In this post use of “article” should be taken to refer to “The Atlantic’s” piece.

Vulnerabilities:

TL;DR Given these, I’m highly skeptical of humanity’s ability to avoid a software catastrophe as so many of these limitations seem tied to the natural hardware limits of our savannah-striding hunting and gathering optimized hardware.

Given these flaws we are unlikely to deal well with climate change, overpopulation, water scarcity, nuclear weapons management, biological weapons management or malevolent strong AI. I’m pretty bearish on our species.

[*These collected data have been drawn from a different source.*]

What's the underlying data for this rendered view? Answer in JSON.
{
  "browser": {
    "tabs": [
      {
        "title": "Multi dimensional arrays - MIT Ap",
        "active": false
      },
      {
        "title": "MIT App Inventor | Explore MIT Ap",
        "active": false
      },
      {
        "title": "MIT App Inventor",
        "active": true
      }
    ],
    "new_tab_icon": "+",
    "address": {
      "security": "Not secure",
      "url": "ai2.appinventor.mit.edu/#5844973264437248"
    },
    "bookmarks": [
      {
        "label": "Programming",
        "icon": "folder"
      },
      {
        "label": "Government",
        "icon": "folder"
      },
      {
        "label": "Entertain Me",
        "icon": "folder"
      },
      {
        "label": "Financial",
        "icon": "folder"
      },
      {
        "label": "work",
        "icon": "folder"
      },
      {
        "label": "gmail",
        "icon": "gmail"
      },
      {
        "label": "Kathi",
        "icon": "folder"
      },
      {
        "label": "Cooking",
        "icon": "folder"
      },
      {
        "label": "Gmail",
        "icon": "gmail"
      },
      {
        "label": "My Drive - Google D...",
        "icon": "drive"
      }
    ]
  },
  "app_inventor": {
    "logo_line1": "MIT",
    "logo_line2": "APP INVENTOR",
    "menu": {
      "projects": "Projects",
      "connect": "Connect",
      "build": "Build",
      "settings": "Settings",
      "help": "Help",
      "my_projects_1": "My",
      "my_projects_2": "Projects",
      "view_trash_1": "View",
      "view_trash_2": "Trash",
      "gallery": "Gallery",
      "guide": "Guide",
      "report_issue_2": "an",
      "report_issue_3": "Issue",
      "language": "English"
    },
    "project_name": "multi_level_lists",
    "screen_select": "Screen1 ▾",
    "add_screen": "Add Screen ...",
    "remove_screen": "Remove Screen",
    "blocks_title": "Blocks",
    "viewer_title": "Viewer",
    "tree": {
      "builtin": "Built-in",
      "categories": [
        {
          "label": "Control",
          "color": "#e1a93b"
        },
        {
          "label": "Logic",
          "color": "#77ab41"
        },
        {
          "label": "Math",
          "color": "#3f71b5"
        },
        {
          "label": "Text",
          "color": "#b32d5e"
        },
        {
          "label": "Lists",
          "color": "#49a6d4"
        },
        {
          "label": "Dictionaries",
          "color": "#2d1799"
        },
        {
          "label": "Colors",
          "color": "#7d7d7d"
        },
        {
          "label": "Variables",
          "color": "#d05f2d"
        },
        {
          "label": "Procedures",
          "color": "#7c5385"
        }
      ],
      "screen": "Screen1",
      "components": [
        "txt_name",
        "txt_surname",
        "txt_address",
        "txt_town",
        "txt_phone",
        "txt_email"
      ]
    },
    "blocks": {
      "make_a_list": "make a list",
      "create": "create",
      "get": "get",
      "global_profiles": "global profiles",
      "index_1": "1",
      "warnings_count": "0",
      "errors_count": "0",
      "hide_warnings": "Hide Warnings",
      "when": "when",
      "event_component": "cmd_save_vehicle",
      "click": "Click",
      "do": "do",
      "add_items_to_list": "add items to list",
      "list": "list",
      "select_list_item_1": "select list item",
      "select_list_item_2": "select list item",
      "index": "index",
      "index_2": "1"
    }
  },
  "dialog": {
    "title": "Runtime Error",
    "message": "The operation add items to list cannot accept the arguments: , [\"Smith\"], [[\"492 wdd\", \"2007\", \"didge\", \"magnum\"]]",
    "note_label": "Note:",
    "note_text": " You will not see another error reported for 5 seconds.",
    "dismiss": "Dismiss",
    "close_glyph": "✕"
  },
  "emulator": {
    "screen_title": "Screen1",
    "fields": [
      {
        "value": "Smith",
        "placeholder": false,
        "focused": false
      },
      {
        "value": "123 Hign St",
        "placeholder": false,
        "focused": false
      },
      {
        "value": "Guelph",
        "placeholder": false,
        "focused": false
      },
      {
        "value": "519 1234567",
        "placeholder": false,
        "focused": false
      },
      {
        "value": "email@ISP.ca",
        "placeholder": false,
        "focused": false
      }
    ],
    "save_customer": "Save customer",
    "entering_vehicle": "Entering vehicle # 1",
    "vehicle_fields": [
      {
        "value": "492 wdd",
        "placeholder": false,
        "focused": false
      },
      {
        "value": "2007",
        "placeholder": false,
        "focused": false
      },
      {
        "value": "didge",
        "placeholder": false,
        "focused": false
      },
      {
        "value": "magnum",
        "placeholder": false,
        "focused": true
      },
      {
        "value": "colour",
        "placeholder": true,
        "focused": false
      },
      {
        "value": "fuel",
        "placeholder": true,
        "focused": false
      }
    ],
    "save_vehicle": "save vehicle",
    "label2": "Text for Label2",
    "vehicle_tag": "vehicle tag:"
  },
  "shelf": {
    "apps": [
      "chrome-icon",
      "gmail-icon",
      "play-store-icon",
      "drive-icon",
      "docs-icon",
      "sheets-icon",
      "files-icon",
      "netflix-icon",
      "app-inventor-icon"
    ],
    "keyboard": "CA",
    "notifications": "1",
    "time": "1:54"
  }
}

As such, the only reasonable stance is, in my opinion, Camusian existentialism.

Vulnerability Class: “Bug”

Photo of the first bug ever found

In the article’s opening horror story, phone calls to 911 in the entirety of Washington State were given the busy signal. The error: programmers coded in a simple space constraint to the number of 911 calls that could be placed. When this number was reached, no new calls could be allocated and thus 911 was “down.” While such a limit might sound inherently stupid to a layperson (“Why would you code such a thing?”), there are always limits that software has to negotiate in order to work within hardware and even cost parameters and it’s up to humans: Elevator-farting, “why did I come in this room again,” name-of- daughters’-friend’s-mom-forgetting, humans to make those calls.

Sometimes we simply get it wrong. We don’t hit the brakes early enough, we think we can make it home before the rain starts, we forget dental appointments. We just make mistakes. It’s the most banal, but also the most common.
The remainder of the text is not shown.